SAN FRANCISCO — After a drawn-out battle between San Francisco and Santa Clara for the rights to host 49ers’ home games, San Francisco Mayor Ed Lee spoke to the public on Monday, wielding a white flag as he announced to disheartened local football fans that reclaiming the team would be “a very steep uphill climb.”
In light of the record-breaking $850 million dollar loan Santa Clara officials have managed to muster up for their prospective new football stadium—generously financed by Goldman Sachs and Bank of American, among others—Santa Clara is on the brink of satisfying the $1.02 billion budget predicted for the project. The city would go from modest college suburb to the Bay Area’s bustling epicenter of sports, housing both Northern California football teams as well as the nearby San Jose Sharks.

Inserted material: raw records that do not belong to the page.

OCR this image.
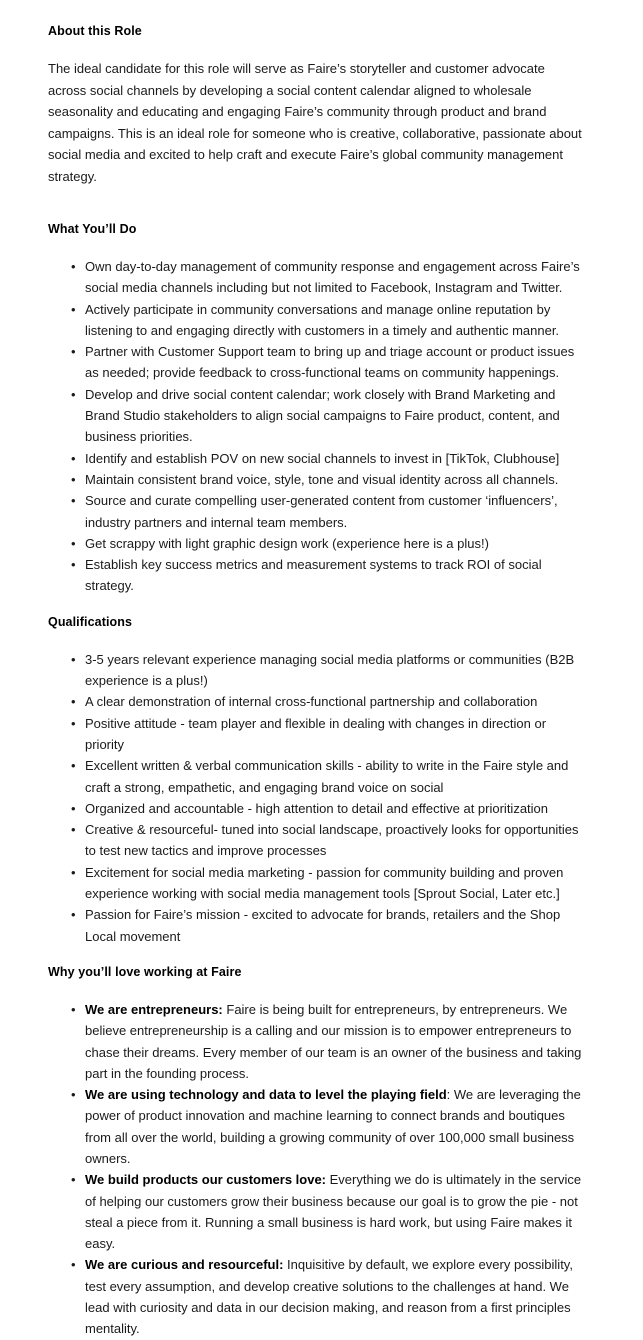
About this Role

The ideal candidate for this role will serve as Faire’s storyteller and customer advocate across social channels by developing a social content calendar aligned to wholesale seasonality and educating and engaging Faire’s community through product and brand campaigns. This is an ideal role for someone who is creative, collaborative, passionate about social media and excited to help craft and execute Faire’s global community management strategy.

What You’ll Do
• Own day-to-day management of community response and engagement across Faire’s social media channels including but not limited to Facebook, Instagram and Twitter.
• Actively participate in community conversations and manage online reputation by listening to and engaging directly with customers in a timely and authentic manner.
• Partner with Customer Support team to bring up and triage account or product issues as needed; provide feedback to cross-functional teams on community happenings.
• Develop and drive social content calendar; work closely with Brand Marketing and Brand Studio stakeholders to align social campaigns to Faire product, content, and business priorities.
• Identify and establish POV on new social channels to invest in [TikTok, Clubhouse]
• Maintain consistent brand voice, style, tone and visual identity across all channels.
• Source and curate compelling user-generated content from customer ‘influencers’, industry partners and internal team members.
• Get scrappy with light graphic design work (experience here is a plus!)
• Establish key success metrics and measurement systems to track ROI of social strategy.
Qualifications
• 3-5 years relevant experience managing social media platforms or communities (B2B experience is a plus!)
• A clear demonstration of internal cross-functional partnership and collaboration
• Positive attitude - team player and flexible in dealing with changes in direction or priority
• Excellent written & verbal communication skills - ability to write in the Faire style and craft a strong, empathetic, and engaging brand voice on social
• Organized and accountable - high attention to detail and effective at prioritization
• Creative & resourceful- tuned into social landscape, proactively looks for opportunities to test new tactics and improve processes
• Excitement for social media marketing - passion for community building and proven experience working with social media management tools [Sprout Social, Later etc.]
• Passion for Faire’s mission - excited to advocate for brands, retailers and the Shop Local movement
Why you’ll love working at Faire
• We are entrepreneurs: Faire is being built for entrepreneurs, by entrepreneurs. We believe entrepreneurship is a calling and our mission is to empower entrepreneurs to chase their dreams. Every member of our team is an owner of the business and taking part in the founding process.
• We are using technology and data to level the playing field: We are leveraging the power of product innovation and machine learning to connect brands and boutiques from all over the world, building a growing community of over 100,000 small business owners.
• We build products our customers love: Everything we do is ultimately in the service of helping our customers grow their business because our goal is to grow the pie - not steal a piece from it. Running a small business is hard work, but using Faire makes it easy.
• We are curious and resourceful: Inquisitive by default, we explore every possibility, test every assumption, and develop creative solutions to the challenges at hand. We lead with curiosity and data in our decision making, and reason from a first principles mentality.
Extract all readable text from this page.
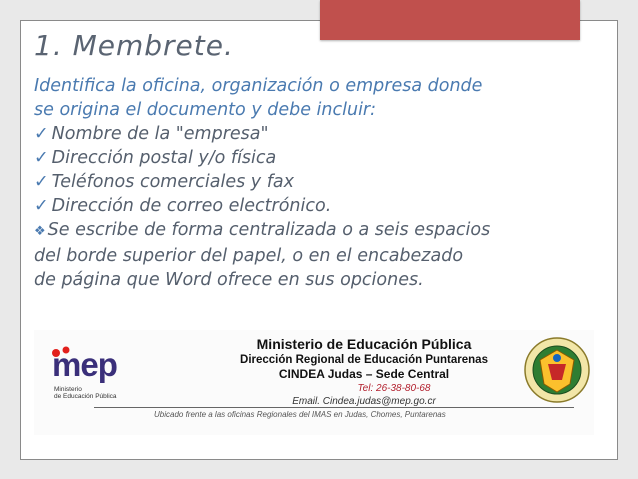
1. Membrete.
Identifica la oficina, organización o empresa donde
se origina el documento y debe incluir:
✓ Nombre de la "empresa"
✓ Dirección postal y/o física
✓ Teléfonos comerciales y fax
✓ Dirección de correo electrónico.
❖ Se escribe de forma centralizada o a seis espacios
del borde superior del papel, o en el encabezado
de página que Word ofrece en sus opciones.
mep
Ministerio
de Educación Pública
Ministerio de Educación Pública
Dirección Regional de Educación Puntarenas
CINDEA Judas – Sede Central
Tel: 26-38-80-68
Email. Cindea.judas@mep.go.cr
Ubicado frente a las oficinas Regionales del IMAS en Judas, Chomes, Puntarenas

Taking a financial stance against the proposed plan, dubious analysts speculate that the proceeds expected to come in through ticket and merchandise sales will ultimately fail to pay-off the 25-year loan; local Niner fans, on the other hand, are taking a more social approach, arguing that the 49ers—now in their 65th season—have a history embedded in San Francisco’s cultural fabric.
A few tentative plans to keep the Five-Time Super Bowl Champions in San Francisco are still floating around; one with the teams Bay Area neighbors the Oakland Raiders considering a financial merge to build a joint stadium for the two teams There are also various private groups scrambling to fund a stadium in Hunter’s Point. Nonetheless, as Mayor Lee admitted, “the 49ers are committed to building a stadium in Santa Clara,” and unless that decision miraculously falls through, Bay Area fans could end tailgating 45 minutes south of San Francisco.